What makes Klapmeier so remarkable, among many other things, is that he is Exhibit A of resurrection after devastating defeat. What happens when you devote 22 years to making a dream come true, and then, after it actually does, it’s all taken away from you in a messy coup d’etat that also destroys your relationship with your co-founder/brother?  The levels and feelings of defeat, betrayal, pain and loss that come with that have to be nothing short of staggering. Literally.
I often wonder how humans get back up off the mat, after devastating loss or defeat. Not all do, of course. But regardless of what happens with the Kestrel company, Alan Klapmeier is an example of someone who has. With impressive style. As I noted in the Atlantic piece, I think at least part of the reason he has managed to do that is the passion he has for his vision of transforming aviation and making it a better, safer mode of personal transport. As I’ve often said, passion for what you do in life isn’t a luxury. It’s the thing that allows you the endurance to sustain hits–even really big hits–and prevail in the end. Or at least survive to wage another worthy fight, another day.

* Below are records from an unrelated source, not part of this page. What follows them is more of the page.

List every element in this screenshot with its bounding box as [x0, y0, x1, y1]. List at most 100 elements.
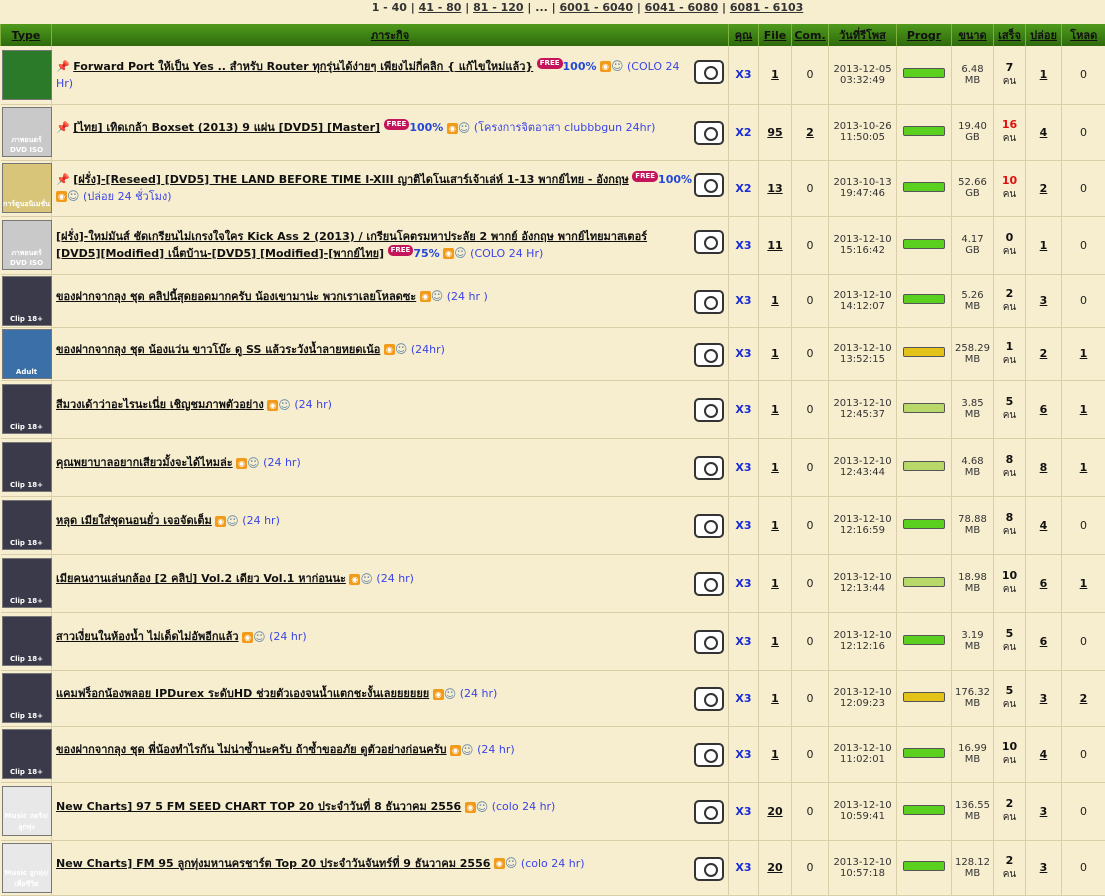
- category-thumbnail[interactable]: Clip 18+: [2, 442, 52, 492]
- screenshot-camera-icon[interactable]: [694, 173, 724, 197]
- file-count-link[interactable]: 1: [771, 748, 779, 761]
- leechers-link[interactable]: 6: [1040, 577, 1048, 590]
- category-thumbnail[interactable]: ภาพยนตร์ DVD ISO: [2, 107, 52, 157]
- rss-icon[interactable]: ◉: [494, 858, 505, 869]
- screenshot-camera-icon[interactable]: [694, 630, 724, 654]
- category-thumbnail[interactable]: Clip 18+: [2, 729, 52, 779]
- leechers-link[interactable]: 4: [1040, 519, 1048, 532]
- torrent-title-link[interactable]: หลุด เมียใส่ชุดนอนยั่ว เจอจัดเต็ม: [56, 514, 212, 527]
- torrent-title-link[interactable]: สีมวงเด้าว่าอะไรนะเนี่ย เชิญชมภาพตัวอย่า…: [56, 398, 264, 411]
- file-count-link[interactable]: 1: [771, 635, 779, 648]
- file-count-link[interactable]: 1: [771, 692, 779, 705]
- leechers-link[interactable]: 4: [1040, 126, 1048, 139]
- torrent-title-link[interactable]: New Charts] FM 95 ลูกทุ่งมหานครชาร์ต Top…: [56, 857, 490, 870]
- col-class[interactable]: คุณ: [729, 24, 759, 46]
- torrent-title-link[interactable]: คุณพยาบาลอยากเสียวมั้งจะได้ไหมล่ะ: [56, 456, 233, 469]
- screenshot-camera-icon[interactable]: [694, 60, 724, 84]
- torrent-title-link[interactable]: เมียคนงานเล่นกล้อง [2 คลิป] Vol.2 เดียว …: [56, 572, 346, 585]
- screenshot-camera-icon[interactable]: [694, 514, 724, 538]
- rss-icon[interactable]: ◉: [600, 61, 611, 72]
- screenshot-camera-icon[interactable]: [694, 687, 724, 711]
- category-thumbnail[interactable]: ภาพยนตร์ DVD ISO: [2, 220, 52, 270]
- category-thumbnail[interactable]: Clip 18+: [2, 616, 52, 666]
- category-thumbnail[interactable]: Clip 18+: [2, 500, 52, 550]
- file-count-link[interactable]: 1: [771, 519, 779, 532]
- torrent-title-link[interactable]: สาวเงี่ยนในห้องน้ำ ไม่เด็ดไม่อัพอีกแล้ว: [56, 630, 239, 643]
- col-file[interactable]: File: [759, 24, 792, 46]
- torrent-title-link[interactable]: Forward Port ให้เป็น Yes .. สำหรับ Route…: [73, 60, 533, 73]
- category-thumbnail[interactable]: Clip 18+: [2, 276, 52, 326]
- rss-icon[interactable]: ◉: [465, 802, 476, 813]
- category-thumbnail[interactable]: การ์ตูนอนิเมชั่น: [2, 163, 52, 213]
- file-count-link[interactable]: 13: [767, 182, 782, 195]
- screenshot-camera-icon[interactable]: [694, 230, 724, 254]
- pager-link[interactable]: 6001 - 6040: [560, 1, 633, 14]
- rss-icon[interactable]: ◉: [56, 191, 67, 202]
- rss-icon[interactable]: ◉: [384, 344, 395, 355]
- rss-icon[interactable]: ◉: [267, 400, 278, 411]
- downloads-link[interactable]: 1: [1080, 403, 1088, 416]
- col-leechers[interactable]: ปล่อย: [1026, 24, 1062, 46]
- leechers-link[interactable]: 1: [1040, 68, 1048, 81]
- rss-icon[interactable]: ◉: [236, 458, 247, 469]
- leechers-link[interactable]: 2: [1040, 182, 1048, 195]
- col-title[interactable]: ภาระกิจ: [52, 24, 729, 46]
- rss-icon[interactable]: ◉: [242, 632, 253, 643]
- leechers-link[interactable]: 8: [1040, 461, 1048, 474]
- rss-icon[interactable]: ◉: [443, 248, 454, 259]
- file-count-link[interactable]: 11: [767, 239, 782, 252]
- pager-link[interactable]: 6081 - 6103: [730, 1, 803, 14]
- torrent-title-link[interactable]: [ฝรั่ง]-ใหม่มันส์ ชัดเกรียนไม่เกรงใจใคร …: [56, 230, 647, 260]
- category-thumbnail[interactable]: Clip 18+: [2, 558, 52, 608]
- rss-icon[interactable]: ◉: [215, 516, 226, 527]
- downloads-link[interactable]: 1: [1080, 577, 1088, 590]
- col-date[interactable]: วันที่รีโพส: [829, 24, 897, 46]
- col-size[interactable]: ขนาด: [952, 24, 994, 46]
- col-type[interactable]: Type: [1, 24, 52, 46]
- rss-icon[interactable]: ◉: [450, 745, 461, 756]
- file-count-link[interactable]: 1: [771, 347, 779, 360]
- torrent-title-link[interactable]: [ไทย] เทิดเกล้า Boxset (2013) 9 แผ่น [DV…: [73, 121, 380, 134]
- rss-icon[interactable]: ◉: [349, 574, 360, 585]
- col-seeders[interactable]: เสร็จ: [994, 24, 1026, 46]
- pager-link[interactable]: 41 - 80: [419, 1, 462, 14]
- leechers-link[interactable]: 3: [1040, 861, 1048, 874]
- torrent-title-link[interactable]: แคมฟร็อกน้องพลอย IPDurex ระดับHD ช่วยตัว…: [56, 687, 429, 700]
- leechers-link[interactable]: 3: [1040, 692, 1048, 705]
- torrent-title-link[interactable]: ของฝากจากลุง ชุด คลิปนี้สุดยอดมากครับ น้…: [56, 290, 416, 303]
- file-count-link[interactable]: 1: [771, 294, 779, 307]
- screenshot-camera-icon[interactable]: [694, 290, 724, 314]
- col-comments[interactable]: Com.: [792, 24, 829, 46]
- file-count-link[interactable]: 95: [767, 126, 782, 139]
- leechers-link[interactable]: 2: [1040, 347, 1048, 360]
- leechers-link[interactable]: 6: [1040, 403, 1048, 416]
- file-count-link[interactable]: 1: [771, 577, 779, 590]
- screenshot-camera-icon[interactable]: [694, 121, 724, 145]
- screenshot-camera-icon[interactable]: [694, 343, 724, 367]
- screenshot-camera-icon[interactable]: [694, 456, 724, 480]
- rss-icon[interactable]: ◉: [447, 123, 458, 134]
- file-count-link[interactable]: 20: [767, 805, 782, 818]
- screenshot-camera-icon[interactable]: [694, 857, 724, 881]
- screenshot-camera-icon[interactable]: [694, 800, 724, 824]
- screenshot-camera-icon[interactable]: [694, 743, 724, 767]
- pager-link[interactable]: 81 - 120: [473, 1, 524, 14]
- category-thumbnail[interactable]: Clip 18+: [2, 673, 52, 723]
- file-count-link[interactable]: 20: [767, 861, 782, 874]
- comment-count-link[interactable]: 2: [806, 126, 814, 139]
- downloads-link[interactable]: 2: [1080, 692, 1088, 705]
- leechers-link[interactable]: 4: [1040, 748, 1048, 761]
- rss-icon[interactable]: ◉: [433, 689, 444, 700]
- leechers-link[interactable]: 3: [1040, 805, 1048, 818]
- col-downloads[interactable]: โหลด: [1062, 24, 1105, 46]
- leechers-link[interactable]: 6: [1040, 635, 1048, 648]
- torrent-title-link[interactable]: [ฝรั่ง]-[Reseed] [DVD5] THE LAND BEFORE …: [73, 173, 629, 186]
- torrent-title-link[interactable]: New Charts] 97 5 FM SEED CHART TOP 20 ปร…: [56, 800, 461, 813]
- leechers-link[interactable]: 1: [1040, 239, 1048, 252]
- file-count-link[interactable]: 1: [771, 403, 779, 416]
- downloads-link[interactable]: 1: [1080, 347, 1088, 360]
- torrent-title-link[interactable]: ของฝากจากลุง ชุด พี่น้องทำไรกัน ไม่น่าซ้…: [56, 743, 447, 756]
- file-count-link[interactable]: 1: [771, 461, 779, 474]
- screenshot-camera-icon[interactable]: [694, 398, 724, 422]
- screenshot-camera-icon[interactable]: [694, 572, 724, 596]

But at the Oshkosh show, the energy of passionate inventors, innovators, and entrepreneurs is everywhere you look. A missionary in South America has designed a flying dune buggy to combat washed out roadways in the Amazon. Several companies are working hard at cracking the code on more robust batteries, to make electric airplanes a reality. A group of MIT engineers are marketing a high-tech flying car with foldable wings. Even in this rough economy, several companies were displaying new airplane kits or production models. And in four gianormous exhibit buildings, booth after booth was exhibiting its newer, latest, and/or greatest ideas and products.
Most entrepreneurial efforts fail. And many of the companies who were so eagerly and enthusiastically displaying their latest inventions and innovations at Oshkosh are struggling, financially. It has been a rough year or two in the aviation industry.
So what, I found myself asking as I walked through the aisles and past all the displays, gives all these people the guts, the energy, and the belief to keep putting new ideas and products out there? Especially after setbacks, or in rough economic time? Maybe some of them are naïve, but many of them know full well the challenges they’re up against. And yet, they persist.
I didn’t come up with an answer to that question while I was there, but I found myself encouraged, just by being in the company of such resilient dreamers, inventors, innovators and passionate innovators. Because somewhere in the midst of flying cars and dune buggies, electronic gizmos and self-folding ladder extensions lies a seemingly inextinguishable drive that I suspect has something to do with the human race’s survival, all these millennia.
It also makes the scenery a whole lot more interesting along the way.